Amoureuse de la finesse des vins de son village, Anne Sigaut est toujours émerveillée par la diversité des Climats de Bourgogne. Si Chambolle-Musigny et Morey-Saint- Denis ne sont qu’à quelques centaines de mètres l’un de l’autre, leurs vins sont pourtant différents et s’enorgueillissent de leur unicité. Petit tour d’horizon d’un terroir fier de son identité, qui aspire à partager ses vins avec le reste du monde.

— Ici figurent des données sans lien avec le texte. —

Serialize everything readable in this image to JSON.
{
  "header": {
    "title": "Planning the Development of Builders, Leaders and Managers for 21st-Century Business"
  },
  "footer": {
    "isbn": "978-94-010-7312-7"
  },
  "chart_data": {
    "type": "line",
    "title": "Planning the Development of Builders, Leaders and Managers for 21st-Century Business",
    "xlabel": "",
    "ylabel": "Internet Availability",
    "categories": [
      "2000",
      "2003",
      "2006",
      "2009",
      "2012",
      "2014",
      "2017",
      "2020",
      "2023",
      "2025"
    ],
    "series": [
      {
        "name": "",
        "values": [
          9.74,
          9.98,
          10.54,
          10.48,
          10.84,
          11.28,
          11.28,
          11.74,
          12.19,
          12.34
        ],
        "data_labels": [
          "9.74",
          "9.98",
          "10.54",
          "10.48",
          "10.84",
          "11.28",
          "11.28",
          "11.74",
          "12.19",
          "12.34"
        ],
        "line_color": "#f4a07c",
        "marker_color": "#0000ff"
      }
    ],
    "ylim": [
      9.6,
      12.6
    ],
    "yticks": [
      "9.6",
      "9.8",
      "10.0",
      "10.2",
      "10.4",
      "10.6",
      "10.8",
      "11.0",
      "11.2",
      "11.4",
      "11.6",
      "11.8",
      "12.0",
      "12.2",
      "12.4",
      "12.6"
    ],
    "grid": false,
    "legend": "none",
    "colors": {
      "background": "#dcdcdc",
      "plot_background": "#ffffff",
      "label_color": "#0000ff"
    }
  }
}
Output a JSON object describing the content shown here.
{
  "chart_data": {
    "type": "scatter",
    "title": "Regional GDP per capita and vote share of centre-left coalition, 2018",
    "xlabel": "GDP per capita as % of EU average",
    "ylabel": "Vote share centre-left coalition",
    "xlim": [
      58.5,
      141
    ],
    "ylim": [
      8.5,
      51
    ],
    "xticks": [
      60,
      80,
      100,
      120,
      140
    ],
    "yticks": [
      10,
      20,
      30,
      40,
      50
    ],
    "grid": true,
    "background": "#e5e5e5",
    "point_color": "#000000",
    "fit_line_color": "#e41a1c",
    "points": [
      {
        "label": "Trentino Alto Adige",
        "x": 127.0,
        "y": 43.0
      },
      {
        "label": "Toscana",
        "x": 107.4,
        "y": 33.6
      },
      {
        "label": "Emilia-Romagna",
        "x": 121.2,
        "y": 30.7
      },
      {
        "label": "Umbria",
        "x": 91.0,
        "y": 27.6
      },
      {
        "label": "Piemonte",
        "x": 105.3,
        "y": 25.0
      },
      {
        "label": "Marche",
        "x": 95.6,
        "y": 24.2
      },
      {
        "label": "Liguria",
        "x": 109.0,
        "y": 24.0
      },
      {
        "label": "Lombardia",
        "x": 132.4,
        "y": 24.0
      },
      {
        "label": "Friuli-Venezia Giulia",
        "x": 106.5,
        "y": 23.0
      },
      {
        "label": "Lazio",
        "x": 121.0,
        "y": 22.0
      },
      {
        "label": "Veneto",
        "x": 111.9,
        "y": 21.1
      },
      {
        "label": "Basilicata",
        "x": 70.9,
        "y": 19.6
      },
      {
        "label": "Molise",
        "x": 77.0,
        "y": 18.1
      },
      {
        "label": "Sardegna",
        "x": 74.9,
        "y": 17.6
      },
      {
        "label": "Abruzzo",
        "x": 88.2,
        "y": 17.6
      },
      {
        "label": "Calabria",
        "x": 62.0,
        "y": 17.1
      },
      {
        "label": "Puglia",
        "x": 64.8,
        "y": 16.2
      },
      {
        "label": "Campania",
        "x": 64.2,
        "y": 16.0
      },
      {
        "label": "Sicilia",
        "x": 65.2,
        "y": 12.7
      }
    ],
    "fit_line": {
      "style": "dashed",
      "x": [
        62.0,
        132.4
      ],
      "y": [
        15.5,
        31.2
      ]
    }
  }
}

Arrivée à Chambolle-Musigny en vendanges, Anne Sigaut n’est pas une enfant du pays. Pourtant, comme beaucoup, elle s’en est rapidement entichée (tout comme elle s’est éprise d’un vigneron, qu’elle a épousé et rejoint à la vigne). « C’était un job de vacances, mais c’était surtout un premier pas dans l’univers magnifique de la vigne. Je n’en suis jamais partie. »
Le coup de foudre
L’histoire d’amour débute alors. « On a un cépage magnifique, le pinot noir », rappelle Anne Sigaut. Magnifique, mais aussi très difficile à travailler, notamment en raison de sa capacité à supporter la charge. « Impossible d’avoir de grosses quantités de raisin sur une seule grappe si on cherche vraiment l’excellence. La qualité et la quantité ne marchent pas ensemble avec le pinot noir ! » L’appellation chambolle-musigny, connue pour sa finesse, son élégance et sa subtilité, se positionne clairement comme l’une des plus difficiles à réussir en Bourgogne. C’est alors le terroir qui parle, qui s’exprime : des microclimats minuscules, sur quelques kilomètres. « Chambolle-Musigny, pourtant tout proche de Morey-Saint-Denis, n’offre pas les mêmes vins », développe-t-elle.
Une histoire de partage
Il n’y a pas qu’une histoire de terroir, cependant : « C’est pour ça que la rivalité entre Morey-Saint-Denis et Chambolle-Musigny n’a pas de sens », explique Anne Sigaut. Le cœur du vin, c’est avant tout une histoire de vignerons et de vigneronnes. « Pour ma part, c’est une histoire de femmes : c’est ma belle-maman qui m’a appris à tailler la vigne. » Pour celle qui suivit des études de tapissière-décoratrice avant de rejoindre le monde de la viticulture, il était logique de s’occuper de la commission décoration de la Saint-Vincent. « La Saint-Vincent, c’est du plaisir, je la voulais, je l’appelais de mes vœux. J’étais terriblement désireuse de la faire vivre dans Chambolle-Musigny et dans Morey-Saint-Denis, sourit-elle, des étoiles dans les yeux. Pour les plus gourmets, je peux déjà dévoiler que nous aurons normalement sept ou huit vins à déguster. » L’union des deux villages, nécessaire pour offrir assez de place pour accueillir les quelques 70 000 personnes attendues, s’est faite simplement : « Nous avions tous l’envie de boire du Chambolle-Musigny à Morey-Saint-Denis et inversement », conclut Anne Sigaut.